As someone who loves programming and technology, I find the concept of extracting text from images incredibly fascinating. Whether it's scanning a document or recognizing text from an image, the potential applications are limitless. One of the most widely used libraries for this purpose is Pytesseract, an open-source tool for optical character recognition (OCR) that extracts text from images.

Have you ever watched a programming video tutorial on youtube and you just wished if you could copy the code right from the video. well I do it all the time, I take a screenshot of the video and extract the text from it using Pytesseract

I was amazed the first time I used Pytesseract. With just a few lines of code, I could extract text from an image that was previously unreadable.

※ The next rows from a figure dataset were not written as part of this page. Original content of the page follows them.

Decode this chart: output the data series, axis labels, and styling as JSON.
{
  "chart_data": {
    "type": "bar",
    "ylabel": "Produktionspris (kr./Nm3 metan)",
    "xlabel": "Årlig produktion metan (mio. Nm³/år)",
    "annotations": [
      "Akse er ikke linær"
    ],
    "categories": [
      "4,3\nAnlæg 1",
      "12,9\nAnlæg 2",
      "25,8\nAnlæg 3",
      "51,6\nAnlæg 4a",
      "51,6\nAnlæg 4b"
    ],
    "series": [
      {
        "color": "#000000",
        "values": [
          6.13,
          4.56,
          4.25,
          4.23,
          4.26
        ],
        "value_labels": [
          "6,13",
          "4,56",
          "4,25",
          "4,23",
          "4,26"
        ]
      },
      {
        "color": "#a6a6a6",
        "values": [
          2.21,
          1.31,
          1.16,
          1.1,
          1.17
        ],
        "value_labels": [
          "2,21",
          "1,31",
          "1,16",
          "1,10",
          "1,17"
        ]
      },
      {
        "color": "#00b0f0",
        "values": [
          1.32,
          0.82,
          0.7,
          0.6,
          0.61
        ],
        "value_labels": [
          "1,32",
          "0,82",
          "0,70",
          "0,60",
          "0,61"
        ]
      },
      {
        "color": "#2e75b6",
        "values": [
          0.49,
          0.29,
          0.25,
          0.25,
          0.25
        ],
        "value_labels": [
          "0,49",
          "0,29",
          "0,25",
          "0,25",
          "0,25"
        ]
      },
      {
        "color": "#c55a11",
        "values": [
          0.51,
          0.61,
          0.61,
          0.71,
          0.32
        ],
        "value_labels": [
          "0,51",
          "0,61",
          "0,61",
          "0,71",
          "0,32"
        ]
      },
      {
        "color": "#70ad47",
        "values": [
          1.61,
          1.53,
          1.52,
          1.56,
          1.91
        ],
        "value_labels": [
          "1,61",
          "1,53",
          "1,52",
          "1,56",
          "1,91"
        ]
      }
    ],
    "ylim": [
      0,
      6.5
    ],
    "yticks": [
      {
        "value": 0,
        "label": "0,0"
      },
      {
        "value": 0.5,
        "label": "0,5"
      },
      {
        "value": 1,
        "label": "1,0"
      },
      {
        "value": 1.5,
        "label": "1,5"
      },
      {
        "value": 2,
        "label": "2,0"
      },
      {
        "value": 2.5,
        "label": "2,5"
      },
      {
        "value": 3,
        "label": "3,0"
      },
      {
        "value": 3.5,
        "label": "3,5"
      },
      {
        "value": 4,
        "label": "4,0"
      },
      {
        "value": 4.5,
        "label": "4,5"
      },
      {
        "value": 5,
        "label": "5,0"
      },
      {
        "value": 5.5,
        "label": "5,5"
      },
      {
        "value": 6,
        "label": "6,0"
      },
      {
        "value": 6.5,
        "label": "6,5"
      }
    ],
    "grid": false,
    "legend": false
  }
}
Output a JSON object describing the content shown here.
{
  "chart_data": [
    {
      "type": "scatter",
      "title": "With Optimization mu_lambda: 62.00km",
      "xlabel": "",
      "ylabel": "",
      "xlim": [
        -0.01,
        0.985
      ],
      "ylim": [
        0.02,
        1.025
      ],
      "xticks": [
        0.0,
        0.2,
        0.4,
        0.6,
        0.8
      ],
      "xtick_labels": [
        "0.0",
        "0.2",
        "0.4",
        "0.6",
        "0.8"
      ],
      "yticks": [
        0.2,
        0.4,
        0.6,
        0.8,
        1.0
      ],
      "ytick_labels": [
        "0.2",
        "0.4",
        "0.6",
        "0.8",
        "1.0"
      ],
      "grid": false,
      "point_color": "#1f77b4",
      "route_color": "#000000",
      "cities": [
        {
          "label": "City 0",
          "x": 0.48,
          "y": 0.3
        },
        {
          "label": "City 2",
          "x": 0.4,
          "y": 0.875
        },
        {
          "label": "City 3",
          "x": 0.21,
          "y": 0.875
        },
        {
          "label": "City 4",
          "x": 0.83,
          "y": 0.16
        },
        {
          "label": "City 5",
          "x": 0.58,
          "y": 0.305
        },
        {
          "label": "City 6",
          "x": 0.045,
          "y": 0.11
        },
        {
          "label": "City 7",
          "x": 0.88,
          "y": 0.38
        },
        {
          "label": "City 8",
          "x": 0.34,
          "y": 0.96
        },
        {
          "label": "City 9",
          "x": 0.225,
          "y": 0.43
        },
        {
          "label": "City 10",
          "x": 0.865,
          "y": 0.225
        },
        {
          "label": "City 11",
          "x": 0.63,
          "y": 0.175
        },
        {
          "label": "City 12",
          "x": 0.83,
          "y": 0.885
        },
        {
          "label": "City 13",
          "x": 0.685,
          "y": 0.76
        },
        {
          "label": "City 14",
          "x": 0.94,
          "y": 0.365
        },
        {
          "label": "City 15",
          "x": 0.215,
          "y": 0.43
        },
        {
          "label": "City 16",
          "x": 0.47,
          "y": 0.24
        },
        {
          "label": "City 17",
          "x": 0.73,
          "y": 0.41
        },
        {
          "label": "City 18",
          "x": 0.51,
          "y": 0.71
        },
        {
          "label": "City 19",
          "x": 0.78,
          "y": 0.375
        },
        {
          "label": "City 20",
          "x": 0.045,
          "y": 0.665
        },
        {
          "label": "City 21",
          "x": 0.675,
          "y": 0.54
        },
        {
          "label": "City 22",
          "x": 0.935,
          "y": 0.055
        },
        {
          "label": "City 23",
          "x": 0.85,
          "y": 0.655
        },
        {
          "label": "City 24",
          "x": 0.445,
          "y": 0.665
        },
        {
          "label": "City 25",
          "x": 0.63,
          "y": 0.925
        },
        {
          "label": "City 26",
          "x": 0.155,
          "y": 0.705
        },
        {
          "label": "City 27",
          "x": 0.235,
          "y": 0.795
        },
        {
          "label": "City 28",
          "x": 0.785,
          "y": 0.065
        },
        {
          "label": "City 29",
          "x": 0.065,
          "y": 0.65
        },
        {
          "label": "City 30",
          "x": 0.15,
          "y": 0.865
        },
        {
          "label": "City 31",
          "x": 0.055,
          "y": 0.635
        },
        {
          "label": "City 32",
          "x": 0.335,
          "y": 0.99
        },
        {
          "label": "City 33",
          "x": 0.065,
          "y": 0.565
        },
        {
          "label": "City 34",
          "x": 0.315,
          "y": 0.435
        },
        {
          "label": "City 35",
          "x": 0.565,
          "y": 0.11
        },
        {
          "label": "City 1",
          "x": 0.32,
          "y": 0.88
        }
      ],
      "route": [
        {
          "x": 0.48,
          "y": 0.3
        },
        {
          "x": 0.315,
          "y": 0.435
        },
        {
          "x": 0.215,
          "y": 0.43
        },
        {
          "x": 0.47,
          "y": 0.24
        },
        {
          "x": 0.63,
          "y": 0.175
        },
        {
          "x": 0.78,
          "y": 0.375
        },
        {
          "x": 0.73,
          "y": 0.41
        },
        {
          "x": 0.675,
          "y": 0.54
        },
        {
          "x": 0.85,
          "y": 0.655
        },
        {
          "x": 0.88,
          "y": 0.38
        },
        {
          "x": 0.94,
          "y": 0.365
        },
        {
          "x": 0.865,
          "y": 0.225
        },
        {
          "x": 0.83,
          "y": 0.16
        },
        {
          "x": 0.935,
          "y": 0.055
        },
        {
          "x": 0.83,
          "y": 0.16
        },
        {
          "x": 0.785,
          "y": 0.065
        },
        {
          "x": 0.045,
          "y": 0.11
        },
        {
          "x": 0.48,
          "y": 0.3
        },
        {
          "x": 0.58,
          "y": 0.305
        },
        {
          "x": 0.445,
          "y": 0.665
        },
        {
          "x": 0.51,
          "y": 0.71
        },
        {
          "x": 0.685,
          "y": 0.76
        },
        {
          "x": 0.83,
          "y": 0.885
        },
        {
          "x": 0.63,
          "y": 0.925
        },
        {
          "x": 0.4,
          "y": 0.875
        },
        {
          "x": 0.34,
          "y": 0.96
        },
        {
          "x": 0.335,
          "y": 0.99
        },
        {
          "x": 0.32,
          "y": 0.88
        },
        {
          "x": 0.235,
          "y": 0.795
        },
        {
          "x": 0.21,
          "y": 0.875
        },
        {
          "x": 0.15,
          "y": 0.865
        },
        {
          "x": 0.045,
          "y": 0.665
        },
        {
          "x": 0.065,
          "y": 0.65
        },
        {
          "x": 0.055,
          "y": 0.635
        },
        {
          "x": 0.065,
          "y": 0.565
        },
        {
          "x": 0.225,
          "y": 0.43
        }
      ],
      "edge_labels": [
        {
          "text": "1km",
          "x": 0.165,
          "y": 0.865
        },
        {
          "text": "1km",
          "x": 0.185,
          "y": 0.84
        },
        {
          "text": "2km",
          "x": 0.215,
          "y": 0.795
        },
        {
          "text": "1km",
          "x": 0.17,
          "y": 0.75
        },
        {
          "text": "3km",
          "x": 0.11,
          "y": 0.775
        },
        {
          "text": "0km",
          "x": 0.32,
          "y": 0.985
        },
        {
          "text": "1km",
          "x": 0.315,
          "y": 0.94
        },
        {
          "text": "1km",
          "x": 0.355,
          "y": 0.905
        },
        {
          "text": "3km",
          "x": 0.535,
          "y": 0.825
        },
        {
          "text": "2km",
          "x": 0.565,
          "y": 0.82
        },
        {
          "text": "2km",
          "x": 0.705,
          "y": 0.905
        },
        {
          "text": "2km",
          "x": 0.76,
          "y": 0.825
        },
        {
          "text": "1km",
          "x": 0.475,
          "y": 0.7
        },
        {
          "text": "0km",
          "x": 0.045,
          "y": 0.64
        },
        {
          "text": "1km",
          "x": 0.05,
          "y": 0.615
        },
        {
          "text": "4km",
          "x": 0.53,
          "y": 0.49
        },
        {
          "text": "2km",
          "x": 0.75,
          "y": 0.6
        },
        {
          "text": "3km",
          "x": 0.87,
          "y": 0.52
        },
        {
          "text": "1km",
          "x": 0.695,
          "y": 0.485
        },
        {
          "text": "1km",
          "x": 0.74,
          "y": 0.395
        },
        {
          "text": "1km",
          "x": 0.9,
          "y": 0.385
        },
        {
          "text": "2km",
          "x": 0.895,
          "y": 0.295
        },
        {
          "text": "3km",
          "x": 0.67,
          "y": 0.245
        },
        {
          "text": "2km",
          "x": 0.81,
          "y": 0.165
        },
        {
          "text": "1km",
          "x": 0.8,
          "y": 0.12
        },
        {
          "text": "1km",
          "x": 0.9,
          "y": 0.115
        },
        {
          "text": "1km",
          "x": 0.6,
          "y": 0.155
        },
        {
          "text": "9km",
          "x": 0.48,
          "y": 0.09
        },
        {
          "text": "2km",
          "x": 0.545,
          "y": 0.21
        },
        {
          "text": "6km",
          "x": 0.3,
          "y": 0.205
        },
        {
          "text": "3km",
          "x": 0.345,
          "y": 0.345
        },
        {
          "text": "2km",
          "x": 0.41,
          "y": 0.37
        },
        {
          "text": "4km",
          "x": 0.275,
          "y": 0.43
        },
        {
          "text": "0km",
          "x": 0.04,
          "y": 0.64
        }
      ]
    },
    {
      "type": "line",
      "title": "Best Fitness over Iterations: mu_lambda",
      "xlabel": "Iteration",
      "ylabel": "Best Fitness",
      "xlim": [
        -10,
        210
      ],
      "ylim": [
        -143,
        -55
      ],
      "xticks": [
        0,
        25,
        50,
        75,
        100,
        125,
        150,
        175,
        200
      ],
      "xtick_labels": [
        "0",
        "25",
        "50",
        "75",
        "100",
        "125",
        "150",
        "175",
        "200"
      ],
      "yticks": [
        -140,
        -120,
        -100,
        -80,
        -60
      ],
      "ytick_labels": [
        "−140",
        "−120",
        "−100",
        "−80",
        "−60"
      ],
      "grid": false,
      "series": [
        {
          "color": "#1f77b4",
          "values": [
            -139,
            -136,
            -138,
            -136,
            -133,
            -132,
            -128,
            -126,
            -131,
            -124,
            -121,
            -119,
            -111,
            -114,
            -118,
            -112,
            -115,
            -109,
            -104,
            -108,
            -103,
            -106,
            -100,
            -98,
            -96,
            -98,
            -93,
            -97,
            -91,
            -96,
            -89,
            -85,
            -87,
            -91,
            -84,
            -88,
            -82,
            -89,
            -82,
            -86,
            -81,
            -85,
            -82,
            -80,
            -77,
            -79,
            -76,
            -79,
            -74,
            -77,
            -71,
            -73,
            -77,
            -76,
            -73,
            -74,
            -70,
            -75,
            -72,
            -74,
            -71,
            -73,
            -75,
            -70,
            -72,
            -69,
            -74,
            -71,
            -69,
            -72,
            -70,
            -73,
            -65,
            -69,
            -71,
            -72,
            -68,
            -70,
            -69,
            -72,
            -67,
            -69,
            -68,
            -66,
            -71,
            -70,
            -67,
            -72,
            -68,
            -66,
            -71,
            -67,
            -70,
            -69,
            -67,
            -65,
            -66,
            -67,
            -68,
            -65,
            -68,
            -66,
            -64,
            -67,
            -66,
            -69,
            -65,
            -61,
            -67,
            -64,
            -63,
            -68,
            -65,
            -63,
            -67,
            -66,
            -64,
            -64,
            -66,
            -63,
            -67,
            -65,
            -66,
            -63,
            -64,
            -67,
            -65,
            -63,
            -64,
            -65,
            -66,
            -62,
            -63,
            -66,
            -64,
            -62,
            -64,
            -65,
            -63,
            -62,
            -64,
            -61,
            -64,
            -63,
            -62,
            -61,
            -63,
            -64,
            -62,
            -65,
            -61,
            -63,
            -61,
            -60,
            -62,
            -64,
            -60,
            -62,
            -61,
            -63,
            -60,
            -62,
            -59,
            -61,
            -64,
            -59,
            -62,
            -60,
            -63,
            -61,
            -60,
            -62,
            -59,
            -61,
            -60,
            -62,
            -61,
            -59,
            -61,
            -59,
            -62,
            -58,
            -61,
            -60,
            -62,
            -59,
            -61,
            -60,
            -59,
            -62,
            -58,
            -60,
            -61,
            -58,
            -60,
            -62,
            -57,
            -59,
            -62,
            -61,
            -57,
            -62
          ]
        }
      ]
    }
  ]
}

Pytesseract is an open-source library that enables optical character recognition (OCR), extracting text from images.

Before you get started with Pytesseract, install it with the command

   
pip install pytesseract

Also, make sure to install PIL by running:

   
pip install pillow

of course the Pytesseract module calls a subprocess of tesseract program that should be installed in your system.

in my Arch linux system I installed it using

   
sudo pacman -S tesseract-data

It shouldn't be any different in other distributions

To extract text from an image using Pytesseract, load the image using the PIL module and pass it to Pytesseract's image_to_string() method. This method will process the image and return the extracted text as a string.

   
import pytesseract
from PIL import Image

#Load the image
image = Image.open('example.png')

#Extract text from the image
text = pytesseract.image_to_string(image)

#Print the extracted text
print(text)

It's that straightforward! There are also optional parameters you can use to improve the accuracy of text extraction. For instance, you can specify the language of the text using the lang parameter, pass it like: lang="eng", or lang="fra" for French . Pytesseract defaults to English, but it supports many other languages too.

It's important to note that Pytesseract is not perfect. Its accuracy depends on the image quality and complexity of the text. Therefore, if you're dealing with low-quality images or complex fonts, you may need to experiment with different configurations to achieve the best results.

In summary, Pytesseract is a robust tool for extracting text from images. It's simple to use and can be a game-changer for automating text extraction tasks. However, keep in mind its limitations and experiment with different configurations to achieve the best results. Happy coding!